Del Enero Tehuacanero al Sobergasm: El detox que también se siente (y muy bien)

por Diana Alarcon

Por fin llegó enero y, con él, el famoso “Enero Tehuacanero”. Pero más allá de darle un respiro al hígado, este mes se ha convertido en la oportunidad perfecta para experimentar una tendencia que está transformando nuestra vida bajo las sábanas: el sobergasm.

¿Qué es exactamente el sobergasm?

El término —una combinación de sober (sobrio) y orgasm (orgasmo)— no es solo una moda pasajera; representa un cambio cultural profundo. Se trata de dejar atrás los encuentros impulsados por el alcohol para dar paso a una intimidad más consciente, presente y, sobre todo, placentera.

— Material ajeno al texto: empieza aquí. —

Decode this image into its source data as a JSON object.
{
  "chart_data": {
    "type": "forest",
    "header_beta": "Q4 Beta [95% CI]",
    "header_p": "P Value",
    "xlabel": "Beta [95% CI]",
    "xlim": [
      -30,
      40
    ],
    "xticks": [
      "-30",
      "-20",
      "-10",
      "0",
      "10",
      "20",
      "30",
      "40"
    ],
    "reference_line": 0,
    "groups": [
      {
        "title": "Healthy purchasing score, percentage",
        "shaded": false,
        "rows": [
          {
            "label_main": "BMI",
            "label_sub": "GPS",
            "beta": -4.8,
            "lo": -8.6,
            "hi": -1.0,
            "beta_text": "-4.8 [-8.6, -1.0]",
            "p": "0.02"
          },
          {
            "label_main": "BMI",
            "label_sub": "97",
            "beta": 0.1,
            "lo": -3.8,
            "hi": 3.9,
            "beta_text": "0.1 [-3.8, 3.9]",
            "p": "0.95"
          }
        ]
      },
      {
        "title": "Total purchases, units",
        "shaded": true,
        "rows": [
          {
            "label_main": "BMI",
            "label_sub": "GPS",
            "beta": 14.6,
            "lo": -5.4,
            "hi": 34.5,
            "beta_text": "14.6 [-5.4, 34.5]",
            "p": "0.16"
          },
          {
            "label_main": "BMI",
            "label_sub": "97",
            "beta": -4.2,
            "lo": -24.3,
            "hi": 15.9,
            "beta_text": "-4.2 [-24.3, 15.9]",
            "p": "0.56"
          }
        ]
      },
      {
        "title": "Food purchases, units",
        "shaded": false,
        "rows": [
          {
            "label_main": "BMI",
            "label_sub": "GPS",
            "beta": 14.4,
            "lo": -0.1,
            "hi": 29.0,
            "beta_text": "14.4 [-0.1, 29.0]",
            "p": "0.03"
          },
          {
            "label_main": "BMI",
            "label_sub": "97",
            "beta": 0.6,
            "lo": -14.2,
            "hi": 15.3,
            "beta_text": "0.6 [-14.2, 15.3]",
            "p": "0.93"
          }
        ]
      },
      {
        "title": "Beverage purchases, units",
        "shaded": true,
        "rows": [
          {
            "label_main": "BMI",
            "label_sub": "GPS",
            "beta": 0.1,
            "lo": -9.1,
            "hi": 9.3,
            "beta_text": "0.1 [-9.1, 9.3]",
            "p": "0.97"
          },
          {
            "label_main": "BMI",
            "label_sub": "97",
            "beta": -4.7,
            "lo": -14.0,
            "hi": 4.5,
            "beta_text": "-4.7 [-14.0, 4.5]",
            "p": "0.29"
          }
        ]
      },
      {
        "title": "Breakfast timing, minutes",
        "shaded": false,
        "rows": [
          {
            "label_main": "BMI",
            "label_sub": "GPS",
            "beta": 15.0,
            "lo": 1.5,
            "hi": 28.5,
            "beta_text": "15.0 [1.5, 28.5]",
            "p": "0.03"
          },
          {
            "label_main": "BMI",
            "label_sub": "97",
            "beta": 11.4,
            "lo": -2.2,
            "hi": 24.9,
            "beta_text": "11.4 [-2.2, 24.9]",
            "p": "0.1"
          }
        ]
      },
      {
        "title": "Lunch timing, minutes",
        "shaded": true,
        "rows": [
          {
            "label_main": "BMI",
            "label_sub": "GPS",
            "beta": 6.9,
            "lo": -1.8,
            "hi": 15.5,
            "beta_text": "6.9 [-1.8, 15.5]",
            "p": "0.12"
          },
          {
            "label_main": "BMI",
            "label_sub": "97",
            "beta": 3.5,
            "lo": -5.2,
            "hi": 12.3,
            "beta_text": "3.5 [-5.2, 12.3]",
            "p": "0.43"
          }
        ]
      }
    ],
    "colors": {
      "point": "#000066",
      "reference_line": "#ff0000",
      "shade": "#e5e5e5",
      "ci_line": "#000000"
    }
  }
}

Consumir una copa para “relajarse” o “romper el hielo” es una norma social tan arraigada que pocas veces cuestionamos su impacto. Sin embargo, lo que vemos como un ritual inofensivo puede estar actuando como un muro entre tú y el placer real.

La ciencia detrás de la “niebla”

De acuerdo con los expertos de LELO, entender la fisiología es clave para recuperar nuestra relación con el placer. El alcohol es, por definición, un depresor del sistema nervioso central. ¿Qué significa esto en la práctica?

  • En nosotras: Disminuye la sensibilidad, altera el equilibrio hormonal (elevando el cortisol, la hormona del estrés) y afecta directamente la lubricación natural y el deseo.
  • En ellos: Interfiere con la producción de testosterona y el flujo sanguíneo, dificultando la respuesta física y la satisfacción general.

En pocas palabras: el alcohol puede darte una falsa sensación de valentía, pero a nivel biológico, le pone “sordina” a tus terminaciones nerviosas.


El efecto Sobergasm: ¿Qué esperar de un sexo sin filtros?

Hacer un “detox” de alcohol en tu vida sexual trae beneficios que se sienten desde el primer roce:

  • Reset de dopamina: El alcohol genera picos artificiales. Al dejarlo, tus receptores de placer recuperan su sensibilidad natural. Un beso, un susurro o una caricia se vuelven mucho más intensos porque tu cerebro vuelve a detectar los estímulos sutiles.
  • Conexión real (Hola, Oxitocina): Sin la niebla química, es más fácil leer el lenguaje corporal de tu pareja y conectar desde la emoción. El sexo sobrio fomenta vínculos más profundos y auténticos.
  • Mejor descanso, mejor ánimo: El alcohol destruye la fase REM del sueño (donde el cuerpo se regenera). Al dormir mejor, despiertas con más energía y una disposición mucho más alta para disfrutar del placer en cualquier momento del día.
  • Potencial orgásmico al máximo: Diversos estudios confirman que el cuerpo responde con mayor claridad cuando no hay interferencias químicas. Sin alcohol, el camino hacia el orgasmo es más nítido y la respuesta física, más potente.

Una invitación al autocuidado

Más que una renuncia, el sobergasm es una invitación a vivir la intimidad desde un lugar de autocuidado y presencia absoluta. Este enero, permítete sentir cada fibra de tu cuerpo sin distracciones. Al final del día, el mejor afrodisíaco es estar completamente ahí.